Configure Element Extraction for XML Documents

When filtering XML files, you can specify which elements and attributes to extract according to the file's format ID or root element. This option is useful when you want to extract only relevant text elements, such as abstracts from reports, or a list of authors from an anthology.

A root element is an element that contains all other elements. In the following XML sample, book is the root element:

<?xml version="1.0" encoding="UTF-8"?>
<book>
    <title>XML Introduction</title>
    <product id="33-657" status="draft">XML Tutorial</product>
    <chapter>Introduction to XML
        <para>What is HTML</para>
        <para>What is XML</para>
    </chapter>
    <chapter>XML Syntax
        <para>Elements must have a closing tag</para>
        <para>Elements must be properly nested</para>
    </chapter>
</book>

For example, you could specify that when filtering files with the root element book, the element title is extracted as metadata, and only product elements with a status attribute value of draft are extracted. When you extract an element, the child elements within the element are also extracted. For example, if you extract the element chapter from the previous sample, the child element para is also extracted.

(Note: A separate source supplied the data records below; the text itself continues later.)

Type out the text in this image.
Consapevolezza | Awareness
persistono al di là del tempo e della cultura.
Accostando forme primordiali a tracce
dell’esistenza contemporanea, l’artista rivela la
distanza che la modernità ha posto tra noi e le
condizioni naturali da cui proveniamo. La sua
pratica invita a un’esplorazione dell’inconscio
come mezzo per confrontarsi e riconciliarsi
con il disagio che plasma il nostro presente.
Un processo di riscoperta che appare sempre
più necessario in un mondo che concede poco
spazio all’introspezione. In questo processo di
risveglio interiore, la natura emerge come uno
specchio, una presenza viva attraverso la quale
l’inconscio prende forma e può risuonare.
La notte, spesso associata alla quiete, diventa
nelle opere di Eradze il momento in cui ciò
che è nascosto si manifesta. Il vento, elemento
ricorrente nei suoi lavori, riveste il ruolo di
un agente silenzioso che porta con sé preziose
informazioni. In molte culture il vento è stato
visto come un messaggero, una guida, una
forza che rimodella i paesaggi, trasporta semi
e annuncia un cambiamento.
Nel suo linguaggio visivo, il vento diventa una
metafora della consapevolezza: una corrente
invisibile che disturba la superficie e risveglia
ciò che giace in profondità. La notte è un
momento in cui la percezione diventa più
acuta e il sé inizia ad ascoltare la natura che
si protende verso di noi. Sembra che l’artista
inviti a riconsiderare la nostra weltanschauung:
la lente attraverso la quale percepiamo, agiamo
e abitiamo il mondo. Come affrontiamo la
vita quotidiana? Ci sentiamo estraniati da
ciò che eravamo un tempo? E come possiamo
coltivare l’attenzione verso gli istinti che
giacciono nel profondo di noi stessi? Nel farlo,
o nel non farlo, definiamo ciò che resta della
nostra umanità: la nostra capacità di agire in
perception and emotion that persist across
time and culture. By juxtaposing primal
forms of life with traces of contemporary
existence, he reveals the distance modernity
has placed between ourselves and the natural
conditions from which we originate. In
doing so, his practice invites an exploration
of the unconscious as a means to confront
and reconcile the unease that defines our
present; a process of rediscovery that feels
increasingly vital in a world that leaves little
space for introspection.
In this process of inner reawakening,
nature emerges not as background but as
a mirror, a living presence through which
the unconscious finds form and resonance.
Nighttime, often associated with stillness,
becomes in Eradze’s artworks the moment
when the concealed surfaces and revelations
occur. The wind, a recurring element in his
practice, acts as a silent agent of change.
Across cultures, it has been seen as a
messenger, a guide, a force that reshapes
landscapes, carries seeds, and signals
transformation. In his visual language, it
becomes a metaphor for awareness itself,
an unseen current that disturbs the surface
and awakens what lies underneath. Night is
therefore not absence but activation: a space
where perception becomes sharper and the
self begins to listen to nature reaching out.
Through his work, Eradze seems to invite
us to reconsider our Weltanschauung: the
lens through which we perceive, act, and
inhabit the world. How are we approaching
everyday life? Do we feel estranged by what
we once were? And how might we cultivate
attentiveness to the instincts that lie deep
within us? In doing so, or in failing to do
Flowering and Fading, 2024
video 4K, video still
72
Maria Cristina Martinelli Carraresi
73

Modify Element Extraction Settings

You can use the C API to modify the settings for the standard XML document types or add configuration settings for your own XML document types.

To modify settings

  1. Call the fpInit() function.
  2. Define the KVXConfigInfo structure.
  3. Call the fpSetConfig() function with the following arguments:

    Argument Parameter
    nType KVFLT_SETXMLCONFIGINFO
    nValue 0
    pData the address of the KVXConfigInfo structure

    For example:

    KVXConfigInfo  xinfo;
    /* populate xinfo */
    
    (*fpSetConfig)(pKVFilter, KVFLT_SETXMLCONFIGINFO, 0, &xinfo);
  4. Repeat step 2 and step 3 until the settings for all the XML document types that you want to customize are defined.
  5. Call the fpFilter() or fpFilterToFile() function.

Explore XML Extraction Settings with the Sample Program

The filter and filtertest sample programs read XML extraction settings from a configuration file that you specify with the -x argument. This option lets you try XML extraction settings without programming.

An example configuration file, kvxconfig.ini, is provided with the Filter SDK. The file is in the directory install\OS\bin, where install is the installation directory and OS is the name of the operating system.

The file contains the default element extraction settings for some XML formats. Sections from [config0] to [config99] show the default settings defined internally in KeyView. For example, the section [config3] shows the default extraction settings for the format MS_Visio_XML_Fmt. You can optionally modify these, but in most cases you do not need to modify the settings for these formats.

To define custom extraction settings for a generic XML document, add a new section. For example, if you have an XML file you can define custom settings so that KeyView extracts specific information. The sample program expects custom sections to be named [configN], where N is an integer starting at 100 and increasing by 1 for each additional file type, for example [config100], [config101], [config102], and so on.

To define custom settings for processing an XML file with the root element book, you could add the following:

[config100]
eKVFormat=
szRoot=book
szInMetaElement=
szExMetaElement=
szInContentElement=*
szExContentElement=para
szInAttribute=

This is a simple example that extracts text from all elements, except para elements.

The following table describes the configuration options in kvxconfig.ini. These are based on the structure KVXConfigInfo.

Configuration Option Description
eKVFormat

The format ID as detected by the KeyView detection module. This determines the file type to which these extraction settings apply. See Obtain Format Information for more information on format ID values.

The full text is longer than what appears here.